Terça-feira, 11 de junho de 2002
 Pág.  A 3
Urnas eletrônicas, Abin e Unicamp
ROBERTO ROMANO


TENDÊNCIAS/DEBATES
Grave preocupação da cidadania, no processo eleitoral que logo definirá os rumos da 
República, diz respeito às urnas eletrônicas.
Não se trata de simples problema técnico. Caso não seja garantido o controle dos 
procedimentos na apuração dos votos, podemos
enfrentar uma nova e desastrosa crise política.
Num país que viveu boa parte do século 20 sob ditaduras, as autoridades não têm o 
direito de abandonar as cautelas éticas. Se
ocorrer alguma irregularidade na apuração do pleito, a fé pública receberá um golpe 
pior do que os produzidos pelas tristes
experiências de corrupção, censuras, despotismos vários que geraram no povo brasileiro 
a descrença na democracia e no Estado de
Direito.
Quando a Unicamp aceitou analisar as urnas eletrônicas, eu presidia a sua Comissão de 
Perícias. Fui consultado pelo então reitor,
dr. Hermano Tavares, apenas pro forma, pois aquele trabalho não integrava as 
atribuições da comissão. Esta última foi instituída
para definir normas nas atividades ligadas ao extinto Departamento de Medicina Legal. 
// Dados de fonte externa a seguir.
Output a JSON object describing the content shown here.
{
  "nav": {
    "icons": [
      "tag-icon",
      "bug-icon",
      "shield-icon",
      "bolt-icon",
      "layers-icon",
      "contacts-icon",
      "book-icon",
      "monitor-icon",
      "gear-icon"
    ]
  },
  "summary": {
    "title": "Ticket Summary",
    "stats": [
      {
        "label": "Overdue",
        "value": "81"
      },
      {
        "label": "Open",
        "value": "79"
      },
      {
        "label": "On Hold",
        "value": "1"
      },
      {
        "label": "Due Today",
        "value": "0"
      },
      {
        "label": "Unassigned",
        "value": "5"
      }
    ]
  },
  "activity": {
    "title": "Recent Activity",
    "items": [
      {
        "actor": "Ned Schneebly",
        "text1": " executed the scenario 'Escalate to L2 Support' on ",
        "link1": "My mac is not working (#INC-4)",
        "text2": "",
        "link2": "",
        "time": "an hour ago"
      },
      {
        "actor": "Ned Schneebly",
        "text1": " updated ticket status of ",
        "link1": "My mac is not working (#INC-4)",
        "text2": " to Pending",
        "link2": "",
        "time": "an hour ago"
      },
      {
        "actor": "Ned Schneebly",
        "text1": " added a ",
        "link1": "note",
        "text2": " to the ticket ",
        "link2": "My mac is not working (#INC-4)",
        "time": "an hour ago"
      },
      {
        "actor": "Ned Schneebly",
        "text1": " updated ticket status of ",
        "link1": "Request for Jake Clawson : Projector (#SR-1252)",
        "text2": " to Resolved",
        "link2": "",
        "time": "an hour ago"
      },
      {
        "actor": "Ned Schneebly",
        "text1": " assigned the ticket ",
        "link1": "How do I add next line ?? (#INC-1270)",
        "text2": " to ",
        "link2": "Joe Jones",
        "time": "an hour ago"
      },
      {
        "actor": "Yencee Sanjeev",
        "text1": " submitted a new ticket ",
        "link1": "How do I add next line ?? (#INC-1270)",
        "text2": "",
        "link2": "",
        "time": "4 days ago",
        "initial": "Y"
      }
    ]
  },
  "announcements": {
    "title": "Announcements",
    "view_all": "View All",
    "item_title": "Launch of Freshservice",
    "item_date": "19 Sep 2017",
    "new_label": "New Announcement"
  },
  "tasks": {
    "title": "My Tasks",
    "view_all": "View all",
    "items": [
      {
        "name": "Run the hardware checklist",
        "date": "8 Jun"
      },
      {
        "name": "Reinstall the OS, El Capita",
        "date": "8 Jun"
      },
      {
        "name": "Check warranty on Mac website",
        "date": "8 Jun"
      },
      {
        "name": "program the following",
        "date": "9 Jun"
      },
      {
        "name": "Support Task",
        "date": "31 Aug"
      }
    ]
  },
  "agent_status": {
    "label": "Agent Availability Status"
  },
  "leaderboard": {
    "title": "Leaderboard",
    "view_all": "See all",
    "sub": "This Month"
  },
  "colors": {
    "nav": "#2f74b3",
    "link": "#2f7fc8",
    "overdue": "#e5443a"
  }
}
Respeitosamente, lembrei ao reitor os riscos
do novo empreendimento. A Unicamp era chamada a fornecer um aval técnico, positivo ou 
negativo, em setor político explosivo, nas
próximas e tensas disputas majoritárias. Pedi uma nota advertindo que a comissão por 
mim dirigida nada tinha a ver com a peritagem
das urnas.
A solicitação foi feita diretamente ao reitor, na presença do chefe-de-gabinete. A 
proximidade de nomes e funções, argumentei,
traria equívocos indesejáveis entre o que fazia a Comissão de Perícias e os laudos 
sobre as urnas.
Após o dispêndio de muito tempo para equacionar gravíssimos problemas na sua área 
própria, a comissão finalizava os seus trabalhos,
tendo defendido a Unicamp, sobretudo no setor médico, caluniado por grupos que 
atribuíam ao todo acadêmico os erros cometidos por
ínfima parcela de professores.
A nota não foi publicada. Restou espaço para o equívoco temido por mim. A Unicamp 
realizou a sua perícia com a competência acadêmica
de sempre. E fez recomendações graves para o uso de códigos e chaves protetoras do 
sigilo eleitoral. Honrando o rigor ético e
científico, os nossos técnicos perceberam consequências que envolvem problemas 
axiológicos na condução do caso. E fizeram
recomendações cautelares, não acatadas pela Justiça Eleitoral.
Esse ponto já evidencia um perigo para a Unicamp: seu laudo é utilizado como garantia 
de fiabilidade das urnas eletrônicas, mas suas
recomendações sobre a segurança na manipulação das mesmas são ignoradas.
Devido ao meu trabalho de pesquisa em ética e filosofia política e às funções que 
exerci, mantenho intenso contato com magistrados,
promotores, procuradores federais e outros encarregados da aplicação da lei em nosso 
país. Muitos deles agora me procuram para
indagar sobre a minha responsabilidade e a da antiga Comissão de Perícias no trato 
estabelecido com a Justiça Eleitoral para a
peritagem das urnas.
A todos, por falta da nota que deveria ter sido publicada pela antiga reitoria, agora 
esclareço: nem a comissão nem eu respondemos
pelo convênio com a Justiça Eleitoral para a peritagem das urnas. Ele é de exclusiva 
responsabilidade da reitoria mencionada.
Pessoalmente, tenho receios sobre o que pode ocorrer. Há pouco tempo, a Folha publicou 
documentos da Abin (Agência Brasileira de
Inteligência) em que os seus agentes confessam que podem "arranhar direitos" da 
cidadania. A mesma agência tem exercido tarefas não
compatíveis com a intimidade e os direitos constitucionais dos indivíduos. Por 
enquanto, a integralidade de seus quadros não goza da
confiança irrestrita do mundo político, tanto entre eleitores quanto entre lideranças.
Integro o número dos que defendem a existência da Abin, tendo em vista a inserção 
brasileira nas lutas internacionais, do comércio à
produção científica e tecnológica. Mas considero que semelhante organismo ainda não 
provou isenção política, reconhecida por todos
os setores do país. A imprudência do seu uso para manter o sigilo das urnas é 
manifesta.
A imprensa cumpre seu papel e noticia os fatos. A população precisa se manifestar. As 
autoridades democráticas, que respeitam o
Estado de Direito, devem explicações à nação.